La maniobra preferida de su caballería era la denominada «caracola». La formación se detenía frente al enemigo hasta poder verle «el blanco de los ojos». Entonces disparaban y daban media vuelta. Un solo tiro por jinete, y luego giraban al trote para situarse al fondo del escuadrón a recargar el arma. La segunda línea ocupaba el lugar de la primera y realizaba un segundo disparo, y después volvía a retirarse y se situaba detrás de la primera, mientras entraba en acción la tercera, y así sucesivamente.
Como durante el ataque solo podían realizar un máximo de dos disparos con sus pistolas, Mauricio consideró inadecuada la carga al galope tradicional y la sustituyó por la carga al trote. Las formaciones podían escuchar así mejor las órdenes del mando y realizar los movimientos con más concierto.
Todos estos elementos se combinaban acertadamente en la táctica de la contramarcha, que el líder holandés había copiado de los antiguos griegos. Este movimiento permitía mantener una frecuencia de disparo constante, lo que se lograba con formaciones de mosqueteros de diez filas de profundidad que se iban relevando en los disparos. Una unidad así podía realizar normalmente cien descargas, a diez disparos por mosquetero. Después de esto, los cañones de los mosquetes estaban tan obstruidos que era necesario limpiarlos, y toda la unidad debía retirarse de la línea de fuego.

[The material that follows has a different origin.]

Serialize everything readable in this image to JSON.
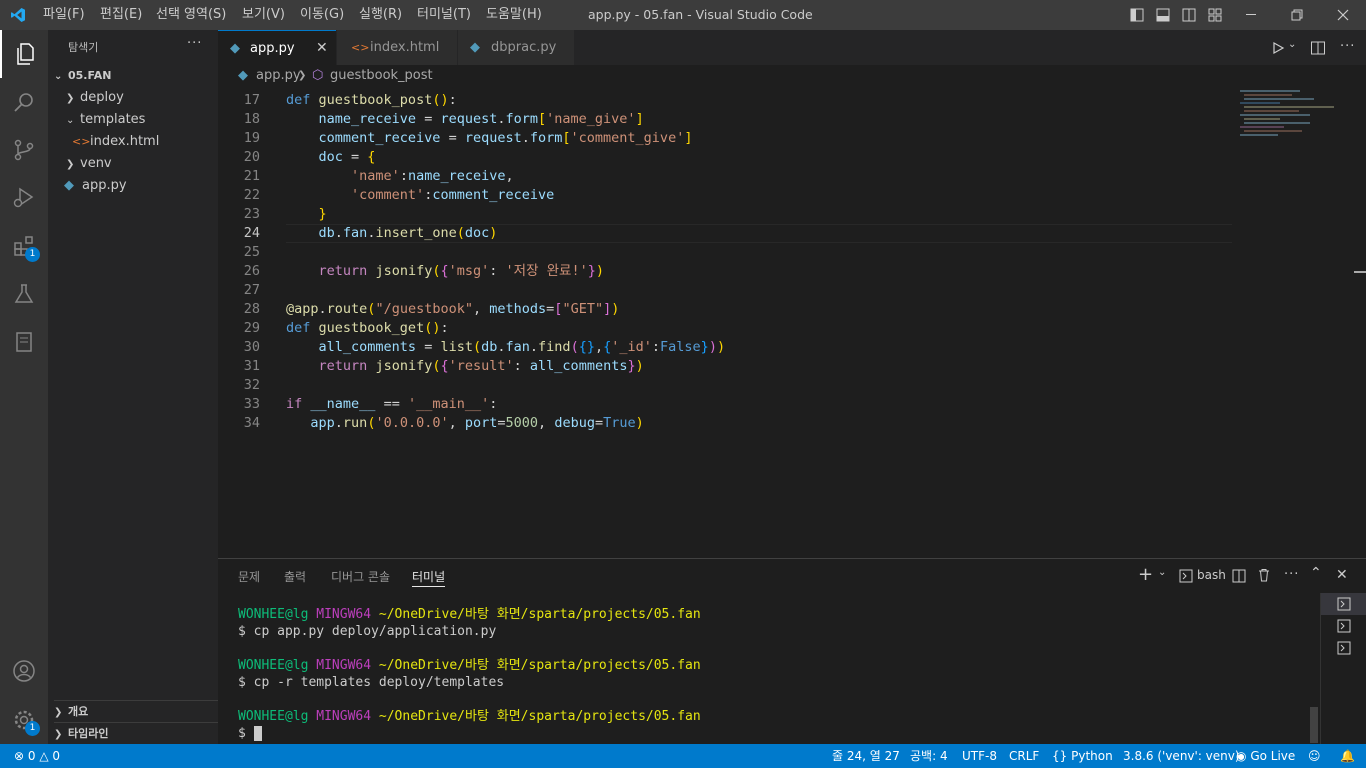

La contramarcha exigía, además de disciplina, mucho entrenamiento en el manejo individual del arma y una ejecución simultánea. Por eso, y para facilitar las órdenes, las unidades de combate debían ser más reducidas.
Debido a la heterogénea composición del ejército neerlandés, las órdenes se daban en cinco idiomas: holandés, francés, inglés, escocés y alemán. Cada orden de mando estaba apoyada por un redoble del tambor, y luego por una serie de toques que marcaban la ejecución de la maniobra. Así iban los rebeldes, poco a poco, ganando la guerra.